We Have Fixed Our Budget Deficit, Now We Must Fix Our Generational Deficit. Reserving budget surpluses until we save Social Security gives us an additional resource to meet the costs of comprehensive reform. That is why President Clinton resisted all such proposals this year, from the hundreds of billions of dollars on a transportation bill to a $700 billion tax-cut plan. If we relaxed that fiscal discipline before we save Social Security, we could have found ourselves on a slippery slope and ended up squandering the surplus and weakening the prospects for bipartisan Social Security reform.
The Budget Surplus Is Fundamentally a Social Security Surplus. Over the next 10 years, surpluses in the Social Security Trust Fund account for 98 percent of our overall projected surpluses. Since nearly all the surplus comes from Social Security, it makes sense to save the surplus until we know how much is needed to save Social Security.
Preserving the Surplus Helps Create a Strong Incentive for Actually Getting Social Security Reform Done. It is normally impossible for any democracy to tackle long-term problems while the crisis is still only on the horizon. Putting the surplus off-limits until we address saving Social Security provides a strong impetus for all of us to do something to solve a fiscal challenge early so we can prevent a crisis later. If we eliminated this incentive, we may have jeopardized Social Security reform itself.

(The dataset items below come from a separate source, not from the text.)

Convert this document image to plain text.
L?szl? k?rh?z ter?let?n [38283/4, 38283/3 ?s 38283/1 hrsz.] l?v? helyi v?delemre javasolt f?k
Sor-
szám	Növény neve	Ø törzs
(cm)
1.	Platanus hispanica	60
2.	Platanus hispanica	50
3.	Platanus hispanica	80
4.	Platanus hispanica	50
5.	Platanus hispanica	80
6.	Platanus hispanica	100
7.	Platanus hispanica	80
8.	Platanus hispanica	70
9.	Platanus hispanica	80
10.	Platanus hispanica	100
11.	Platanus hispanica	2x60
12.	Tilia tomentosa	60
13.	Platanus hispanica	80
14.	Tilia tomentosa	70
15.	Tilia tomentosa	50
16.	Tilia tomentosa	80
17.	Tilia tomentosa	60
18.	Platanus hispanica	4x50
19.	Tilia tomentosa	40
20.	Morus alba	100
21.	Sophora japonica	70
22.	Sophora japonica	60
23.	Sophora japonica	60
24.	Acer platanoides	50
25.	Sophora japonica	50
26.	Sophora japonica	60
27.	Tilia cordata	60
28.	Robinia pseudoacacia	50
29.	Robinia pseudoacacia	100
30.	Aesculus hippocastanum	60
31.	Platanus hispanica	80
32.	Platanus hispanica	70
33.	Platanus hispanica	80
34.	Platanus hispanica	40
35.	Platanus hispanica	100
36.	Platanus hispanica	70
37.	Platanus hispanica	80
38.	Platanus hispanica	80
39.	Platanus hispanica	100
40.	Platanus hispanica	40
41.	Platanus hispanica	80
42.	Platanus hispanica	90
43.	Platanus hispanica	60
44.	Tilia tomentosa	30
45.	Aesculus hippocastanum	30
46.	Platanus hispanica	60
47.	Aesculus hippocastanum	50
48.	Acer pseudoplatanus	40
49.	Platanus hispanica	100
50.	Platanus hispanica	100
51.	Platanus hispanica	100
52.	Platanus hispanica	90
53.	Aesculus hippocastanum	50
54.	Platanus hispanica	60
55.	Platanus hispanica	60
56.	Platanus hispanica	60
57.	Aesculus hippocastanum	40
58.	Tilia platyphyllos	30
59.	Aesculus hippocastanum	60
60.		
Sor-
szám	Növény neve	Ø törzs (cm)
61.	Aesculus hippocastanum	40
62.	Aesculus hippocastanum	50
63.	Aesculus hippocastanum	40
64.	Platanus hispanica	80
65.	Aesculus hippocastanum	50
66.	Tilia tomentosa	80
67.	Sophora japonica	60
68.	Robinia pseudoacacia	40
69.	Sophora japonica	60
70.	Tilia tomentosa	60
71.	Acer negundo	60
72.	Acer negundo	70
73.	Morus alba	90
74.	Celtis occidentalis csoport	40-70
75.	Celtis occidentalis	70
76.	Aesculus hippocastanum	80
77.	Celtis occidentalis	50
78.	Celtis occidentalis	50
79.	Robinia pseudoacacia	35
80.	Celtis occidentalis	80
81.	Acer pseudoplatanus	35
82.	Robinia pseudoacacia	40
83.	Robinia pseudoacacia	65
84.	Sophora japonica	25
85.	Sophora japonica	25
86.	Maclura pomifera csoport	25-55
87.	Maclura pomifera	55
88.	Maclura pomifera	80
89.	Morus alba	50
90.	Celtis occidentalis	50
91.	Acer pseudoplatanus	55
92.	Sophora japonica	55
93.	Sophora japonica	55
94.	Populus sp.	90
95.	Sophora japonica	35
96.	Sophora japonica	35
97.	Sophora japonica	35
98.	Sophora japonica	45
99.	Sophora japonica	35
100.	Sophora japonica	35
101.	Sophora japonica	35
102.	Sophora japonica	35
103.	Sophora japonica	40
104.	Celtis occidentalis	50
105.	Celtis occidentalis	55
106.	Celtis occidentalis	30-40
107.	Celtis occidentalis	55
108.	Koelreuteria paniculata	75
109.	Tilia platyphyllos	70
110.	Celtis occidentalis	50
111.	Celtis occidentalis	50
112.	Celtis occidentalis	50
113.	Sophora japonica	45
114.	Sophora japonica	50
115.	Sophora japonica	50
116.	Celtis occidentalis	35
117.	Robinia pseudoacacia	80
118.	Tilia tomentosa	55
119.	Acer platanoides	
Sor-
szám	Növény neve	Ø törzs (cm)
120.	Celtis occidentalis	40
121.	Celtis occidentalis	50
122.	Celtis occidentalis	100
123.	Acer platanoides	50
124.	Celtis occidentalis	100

We Should Not Deviate from Our Successful Three-Part Economic Growth Strategy. In 1993, President Clinton and Vice President Gore put in place a three-part economic strategy to cut the deficit to help reduce interest rates and spur business investment; to invest in education, health care, and technology so that America was prepared to meet the challenges of the 21st century; and to open markets abroad and lead the world economy so that American workers would have a fair chance to compete and win across the globe. This morning, we learned that the economy is growing at a solid and strong 3.3 percent rate, and since President Clinton took office, the private sector has expanded at a nearly 4 percent rate. With unemployment the lowest in 28 years, the core inflation the lowest in more than 30 years, and the highest homeownership rate on record, it is clear that the President's economic growth strategy is working -- we should not deviate from it.